The elapsed time was years, but it wasn’t due to insistence or these tests. It was caught up in design. The end product, which is in now, is still a compromise on the design side and hopefully we can straighten it out over time.
I just wanted to make it clear that the tests were not the bottle neck.
I noticed that too! Not the tests. I helped wrote those and while they were irritating it wasn’t more than a few hours.
Also I have no doubt that Michael’s alternative would’ve been relatively similar to implement even if it might have had more combinatorial issues in testing.
We could’ve implemented and compared both approaches before deciding which to use and it would still have saved time compared to the drawn out disagreement.
Michael had a prototype implementation. I put up a design with a prototype. It was deadlocked on design principles.
The current implementation is a compromise that looks a lot like Michael’s, but with some key changes that will allow us to move towards a better design sooner. This was one of the last things before we decided to split up who has ultimate decision making power (to be used when there’s a deadlock):
Daniel: math library, Stan library as it pertains to interface API
Bob: Stan language
Michael: Stan library as it pertains to the algorithms.
Since this refactor landed, we’ve already moved forward with the logger! We’ll get to a better design that makes it easy for external developers soon enough.
The testing helped me move quicker. Btw, thanks for writing the instrumented callbacks and all the other tests! They came in handy with the logger implementation. It’s so much easier to move things quickly when there are tests in place.
Great question. It would have been faster, but not by much. I can guarantee that it would have been buggy with bugs that wouldn’t have been detected and would take along time to hunt down.
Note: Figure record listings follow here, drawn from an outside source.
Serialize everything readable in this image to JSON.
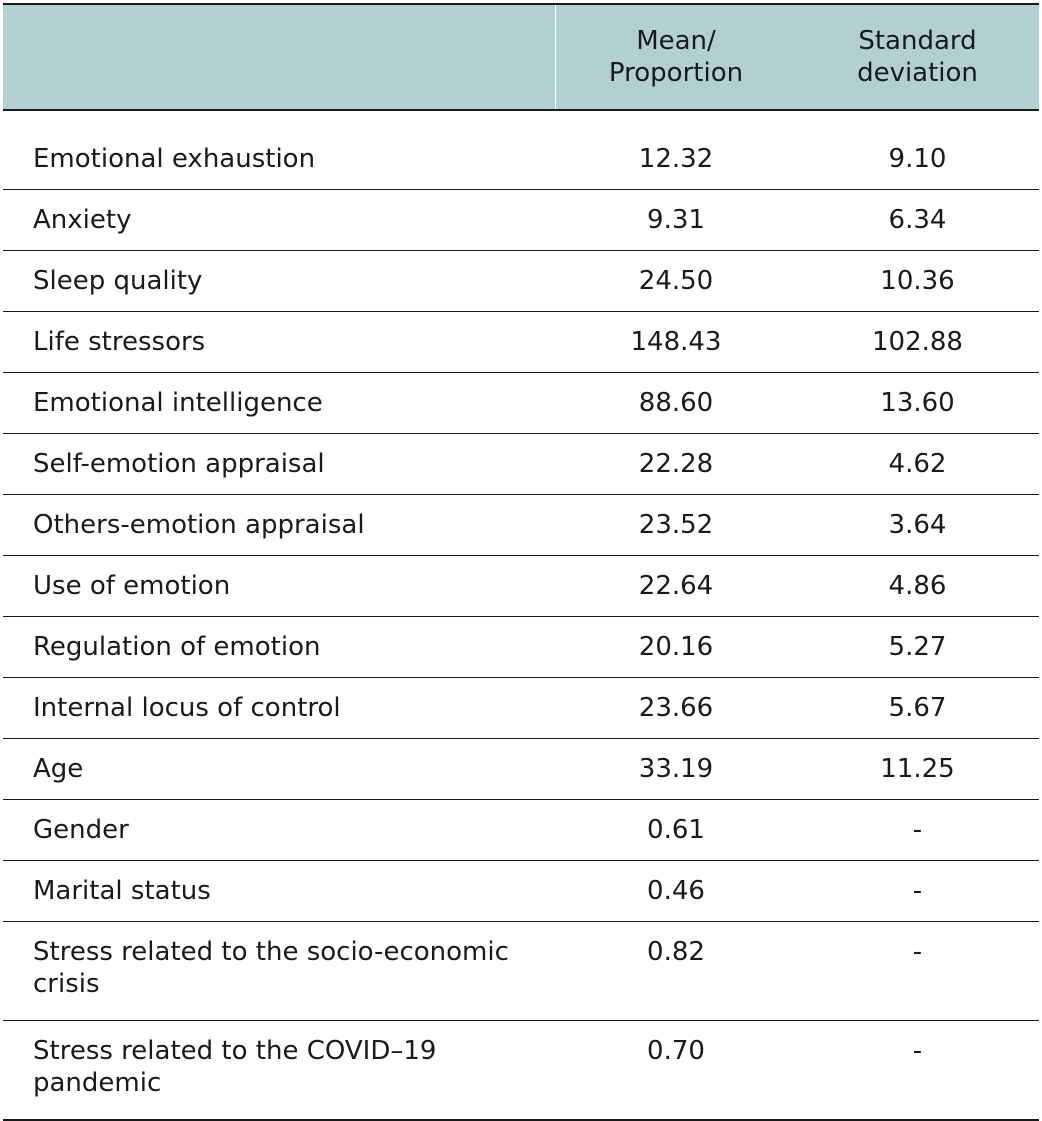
{
  "header": {
    "col0": "",
    "col1_line1": "Mean/",
    "col1_line2": "Proportion",
    "col2_line1": "Standard",
    "col2_line2": "deviation"
  },
  "rows": [
    {
      "label": "Emotional exhaustion",
      "mean": "12.32",
      "sd": "9.10"
    },
    {
      "label": "Anxiety",
      "mean": "9.31",
      "sd": "6.34"
    },
    {
      "label": "Sleep quality",
      "mean": "24.50",
      "sd": "10.36"
    },
    {
      "label": "Life stressors",
      "mean": "148.43",
      "sd": "102.88"
    },
    {
      "label": "Emotional intelligence",
      "mean": "88.60",
      "sd": "13.60"
    },
    {
      "label": "Self-emotion appraisal",
      "mean": "22.28",
      "sd": "4.62"
    },
    {
      "label": "Others-emotion appraisal",
      "mean": "23.52",
      "sd": "3.64"
    },
    {
      "label": "Use of emotion",
      "mean": "22.64",
      "sd": "4.86"
    },
    {
      "label": "Regulation of emotion",
      "mean": "20.16",
      "sd": "5.27"
    },
    {
      "label": "Internal locus of control",
      "mean": "23.66",
      "sd": "5.67"
    },
    {
      "label": "Age",
      "mean": "33.19",
      "sd": "11.25"
    },
    {
      "label": "Gender",
      "mean": "0.61",
      "sd": "-"
    },
    {
      "label": "Marital status",
      "mean": "0.46",
      "sd": "-"
    },
    {
      "label_line1": "Stress related to the socio-economic",
      "label_line2": "crisis",
      "mean": "0.82",
      "sd": "-"
    },
    {
      "label_line1": "Stress related to the COVID–19",
      "label_line2": "pandemic",
      "mean": "0.70",
      "sd": "-"
    }
  ]
}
It would have felt like the bad place we were in after Stan 2. I had a golden test set up with one model that was good and one bad model, which is why I didn’t notice the change in the rejections. I think I spent half the coding time actually working through some really subtle things that we never thought to unit test. There are tests in there now, but I’ll just say having coding against a reference implementation made things easier, not harder.